Trivial they may seem, but in a play packed with visceral violence, the stunt props had better be perfect. Fortunately, we see Carl’s hands and feet shorn away to bloody stumps by a shredding machine without a hitch. When Rod is stabbed in the throat by Tinker, he dies a slick and believable death. Even the infamous anal rape scene is, hideously, believable. These details matter, particularly in Kane’s work that has so often been pigeonholed as an assault on realism. Whilst Cleansed breaks utterly with dramatic naturalism, it nonetheless holds up a mirror to the very real atrocities of the last century. It exposes us as audiences who leer over documentary disaster porn, while eviscerating our excuse that we are just watching real-world events.
When critics accused Blasted of being gratuitously violent and devoid of meaning, Kane hit back. Blasted was about the continuities between the evil one might perpetrate in a Leeds hotel room and the atrocities of the twentieth-century. “The logical conclusion”, she observed, “of the attitude that produces an isolated rape in England is the rape camps in Bosnia and the logical conclusion to the way society expects men to behave is war” (Ken Urban, An Ethics of Catastrophe: The Theatre of Sarah Kane). With this in mind, it is easier to understand Kane’s claim that Cleansed was inspired by a Roland Barthes line that “being in love is like being in Auschwitz”. The vile and violent aspects of love so often come together in her characters’ tortured cries about faith and betrayal.
The acting is superb: distressingly, hauntingly, achingly excellent.

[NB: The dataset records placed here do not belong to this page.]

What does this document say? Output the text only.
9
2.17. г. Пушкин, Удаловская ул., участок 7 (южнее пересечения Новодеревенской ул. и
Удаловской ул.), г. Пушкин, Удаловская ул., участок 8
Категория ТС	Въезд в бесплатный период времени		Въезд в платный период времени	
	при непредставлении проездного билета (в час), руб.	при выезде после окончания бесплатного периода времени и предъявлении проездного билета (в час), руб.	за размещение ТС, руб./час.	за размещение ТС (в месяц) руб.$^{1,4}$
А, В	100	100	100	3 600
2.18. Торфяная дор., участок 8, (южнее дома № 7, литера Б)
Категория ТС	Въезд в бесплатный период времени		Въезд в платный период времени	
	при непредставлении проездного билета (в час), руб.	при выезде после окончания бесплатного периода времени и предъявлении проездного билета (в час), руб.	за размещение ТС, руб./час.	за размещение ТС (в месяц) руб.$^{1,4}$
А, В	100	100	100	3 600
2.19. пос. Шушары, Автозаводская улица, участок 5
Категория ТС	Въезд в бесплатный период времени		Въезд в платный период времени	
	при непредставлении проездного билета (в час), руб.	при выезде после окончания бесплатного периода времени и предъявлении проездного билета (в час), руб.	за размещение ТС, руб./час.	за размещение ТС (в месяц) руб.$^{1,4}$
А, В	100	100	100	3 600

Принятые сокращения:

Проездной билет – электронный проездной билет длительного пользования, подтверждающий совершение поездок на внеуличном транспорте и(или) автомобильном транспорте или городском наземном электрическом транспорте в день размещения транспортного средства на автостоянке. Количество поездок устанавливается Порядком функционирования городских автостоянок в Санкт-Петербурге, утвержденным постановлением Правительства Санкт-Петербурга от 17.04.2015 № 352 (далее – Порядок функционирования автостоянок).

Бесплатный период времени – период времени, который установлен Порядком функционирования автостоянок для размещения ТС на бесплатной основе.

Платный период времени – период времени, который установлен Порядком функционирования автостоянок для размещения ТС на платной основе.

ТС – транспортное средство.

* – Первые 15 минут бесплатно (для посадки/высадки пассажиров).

Terry’s Grace is demonic in her distress, Matthew Tennyson’s Robin is as raw and tender as a wound, and Tom Mothersdale’s Tinker is the kind of baddie to trip straight into your nightmares.
With flawless acting, credible staging and horribly apt execution, Mitchell’s production does Cleansed justice. It is a rough and raw justice, the kind meted out by sadomasochistic gaolors and pseudo-doctors, but it is honest too. Mitchell’s interpretation means Cleansed does exactly what Kane’s script demands: it gives equal regard to the intimacy of violence and the violence of intimacy.